The dynamic nature of markets causes various fundamentals to be priced everyday. At times the high quality culture produced by JP Morgan and some others are priced cheaply. One could buy great companies at relatively low valuations a year ago. Such a purchase or a decision to continue to hold JPM should have allowed a prudent investor to sleep a little better. Looking to the future, even at today’s more advanced prices, one could make the case that JPM and similar leaders have a place in a sound, long term portfolio.

The search for quality investments in the first quarter of 2010 has been frustrating. There are a significant number of managers that are addicted to buying quality.
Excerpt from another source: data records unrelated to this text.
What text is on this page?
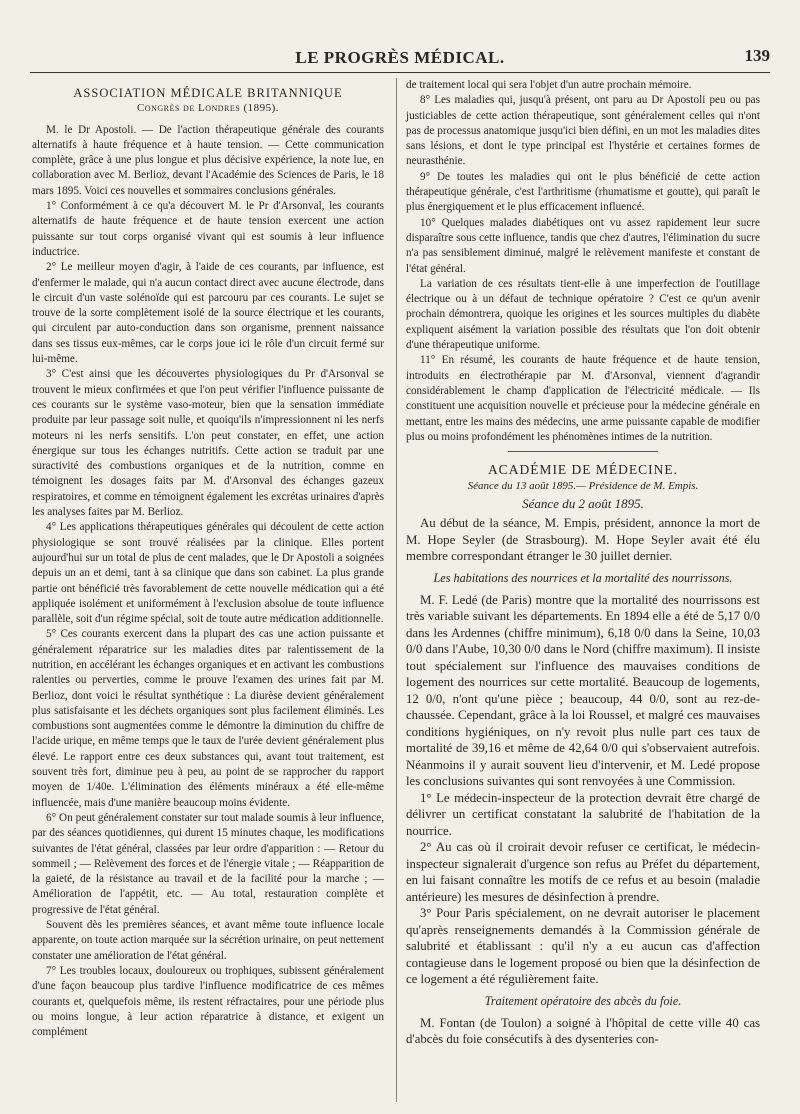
LE PROGRÈS MÉDICAL.	139
ASSOCIATION MÉDICALE BRITANNIQUE
Congrès de Londres (1895).

M. le Dr Apostoli. — De l'action thérapeutique générale des courants alternatifs à haute fréquence et à haute tension. — Cette communication complète, grâce à une plus longue et plus décisive expérience, la note lue, en collaboration avec M. Berlioz, devant l'Académie des Sciences de Paris, le 18 mars 1895. Voici ces nouvelles et sommaires conclusions générales.

1° Conformément à ce qu'a découvert M. le Pr d'Arsonval, les courants alternatifs de haute fréquence et de haute tension exercent une action puissante sur tout corps organisé vivant qui est soumis à leur influence inductrice.

2° Le meilleur moyen d'agir, à l'aide de ces courants, par influence, est d'enfermer le malade, qui n'a aucun contact direct avec aucune électrode, dans le circuit d'un vaste solénoïde qui est parcouru par ces courants. Le sujet se trouve de la sorte complètement isolé de la source électrique et les courants, qui circulent par auto-conduction dans son organisme, prennent naissance dans ses tissus eux-mêmes, car le corps joue ici le rôle d'un circuit fermé sur lui-même.

3° C'est ainsi que les découvertes physiologiques du Pr d'Arsonval se trouvent le mieux confirmées et que l'on peut vérifier l'influence puissante de ces courants sur le système vaso-moteur, bien que la sensation immédiate produite par leur passage soit nulle, et quoiqu'ils n'impressionnent ni les nerfs moteurs ni les nerfs sensitifs. L'on peut constater, en effet, une action énergique sur tous les échanges nutritifs. Cette action se traduit par une suractivité des combustions organiques et de la nutrition, comme en témoignent les dosages faits par M. d'Arsonval des échanges gazeux respiratoires, et comme en témoignent également les excrétas urinaires d'après les analyses faites par M. Berlioz.

4° Les applications thérapeutiques générales qui découlent de cette action physiologique se sont trouvé réalisées par la clinique. Elles portent aujourd'hui sur un total de plus de cent malades, que le Dr Apostoli a soignées depuis un an et demi, tant à sa clinique que dans son cabinet. La plus grande partie ont bénéficié très favorablement de cette nouvelle médication qui a été appliquée isolément et uniformément à l'exclusion absolue de toute influence parallèle, soit d'un régime spécial, soit de toute autre médication additionnelle.

5° Ces courants exercent dans la plupart des cas une action puissante et généralement réparatrice sur les maladies dites par ralentissement de la nutrition, en accélérant les échanges organiques et en activant les combustions ralenties ou perverties, comme le prouve l'examen des urines fait par M. Berlioz, dont voici le résultat synthétique : La diurèse devient généralement plus satisfaisante et les déchets organiques sont plus facilement éliminés. Les combustions sont augmentées comme le démontre la diminution du chiffre de l'acide urique, en même temps que le taux de l'urée devient généralement plus élevé. Le rapport entre ces deux substances qui, avant tout traitement, est souvent très fort, diminue peu à peu, au point de se rapprocher du rapport moyen de 1/40e. L'élimination des éléments minéraux a été elle-même influencée, mais d'une manière beaucoup moins évidente.

6° On peut généralement constater sur tout malade soumis à leur influence, par des séances quotidiennes, qui durent 15 minutes chaque, les modifications suivantes de l'état général, classées par leur ordre d'apparition : — Retour du sommeil ; — Relèvement des forces et de l'énergie vitale ; — Réapparition de la gaieté, de la résistance au travail et de la facilité pour la marche ; — Amélioration de l'appétit, etc. — Au total, restauration complète et progressive de l'état général.

Souvent dès les premières séances, et avant même toute influence locale apparente, on toute action marquée sur la sécrétion urinaire, on peut nettement constater une amélioration de l'état général.

7° Les troubles locaux, douloureux ou trophiques, subissent généralement d'une façon beaucoup plus tardive l'influence modificatrice de ces mêmes courants et, quelquefois même, ils restent réfractaires, pour une période plus ou moins longue, à leur action réparatrice à distance, et exigent un complément

de traitement local qui sera l'objet d'un autre prochain mémoire.

8° Les maladies qui, jusqu'à présent, ont paru au Dr Apostoli peu ou pas justiciables de cette action thérapeutique, sont généralement celles qui n'ont pas de processus anatomique jusqu'ici bien défini, en un mot les maladies dites sans lésions, et dont le type principal est l'hystérie et certaines formes de neurasthénie.

9° De toutes les maladies qui ont le plus bénéficié de cette action thérapeutique générale, c'est l'arthritisme (rhumatisme et goutte), qui paraît le plus énergiquement et le plus efficacement influencé.

10° Quelques malades diabétiques ont vu assez rapidement leur sucre disparaître sous cette influence, tandis que chez d'autres, l'élimination du sucre n'a pas sensiblement diminué, malgré le relèvement manifeste et constant de l'état général.

La variation de ces résultats tient-elle à une imperfection de l'outillage électrique ou à un défaut de technique opératoire ? C'est ce qu'un avenir prochain démontrera, quoique les origines et les sources multiples du diabète expliquent aisément la variation possible des résultats que l'on doit obtenir d'une thérapeutique uniforme.

11° En résumé, les courants de haute fréquence et de haute tension, introduits en électrothérapie par M. d'Arsonval, viennent d'agrandir considérablement le champ d'application de l'électricité médicale. — Ils constituent une acquisition nouvelle et précieuse pour la médecine générale en mettant, entre les mains des médecins, une arme puissante capable de modifier plus ou moins profondément les phénomènes intimes de la nutrition.

ACADÉMIE DE MÉDECINE.
Séance du 13 août 1895.— Présidence de M. Empis.
Séance du 2 août 1895.

Au début de la séance, M. Empis, président, annonce la mort de M. Hope Seyler (de Strasbourg). M. Hope Seyler avait été élu membre correspondant étranger le 30 juillet dernier.

Les habitations des nourrices et la mortalité des nourrissons.

M. F. Ledé (de Paris) montre que la mortalité des nourrissons est très variable suivant les départements. En 1894 elle a été de 5,17 0/0 dans les Ardennes (chiffre minimum), 6,18 0/0 dans la Seine, 10,03 0/0 dans l'Aube, 10,30 0/0 dans le Nord (chiffre maximum). Il insiste tout spécialement sur l'influence des mauvaises conditions de logement des nourrices sur cette mortalité. Beaucoup de logements, 12 0/0, n'ont qu'une pièce ; beaucoup, 44 0/0, sont au rez-de-chaussée. Cependant, grâce à la loi Roussel, et malgré ces mauvaises conditions hygiéniques, on n'y revoit plus nulle part ces taux de mortalité de 39,16 et même de 42,64 0/0 qui s'observaient autrefois. Néanmoins il y aurait souvent lieu d'intervenir, et M. Ledé propose les conclusions suivantes qui sont renvoyées à une Commission.

1° Le médecin-inspecteur de la protection devrait être chargé de délivrer un certificat constatant la salubrité de l'habitation de la nourrice.

2° Au cas où il croirait devoir refuser ce certificat, le médecin-inspecteur signalerait d'urgence son refus au Préfet du département, en lui faisant connaître les motifs de ce refus et au besoin (maladie antérieure) les mesures de désinfection à prendre.

3° Pour Paris spécialement, on ne devrait autoriser le placement qu'après renseignements demandés à la Commission générale de salubrité et établissant : qu'il n'y a eu aucun cas d'affection contagieuse dans le logement proposé ou bien que la désinfection de ce logement a été régulièrement faite.

Traitement opératoire des abcès du foie.

M. Fontan (de Toulon) a soigné à l'hôpital de cette ville 40 cas d'abcès du foie consécutifs à des dysenteries con-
Their results in the quarter (and actually for the last twelve months) have been rewarded handsomely in terms of absolute gains. Unfortunately relative returns have been less good. If you will, absolute dollars of gain has been way above normal, but relative ranking has been disappointing. Stocks of companies who were far less focused than JPM on their prime asset of highly trained people, shot up as their layoffs accelerated. (Pundits have called this trend “hyper-efficiency.”) Those companies who barely escaped a near death (bankruptcy) experience, rose many multiplies of their bottom prices. Their cutbacks saved them at the most critical possible opportunity, allowing them to become leaders in their fields or in some cases reassert themselves as leaders. This dichotomy between the quality of leadership of a company and its stock price should remind us that often the only similarity between a company and its stock price is its name.

A NEW PHASE?

As an entrepreneur and personal investor, I am more comfortable dealing with quality individuals and quality companies. However, as an investment advisor with some performance-oriented accounts, I also need to produce competitive results and that has not been easy this quarter. However the month of March, 2010 appears to have been an awakening of the animal instincts to search out good investments. Time will tell whether we entered into a new phase.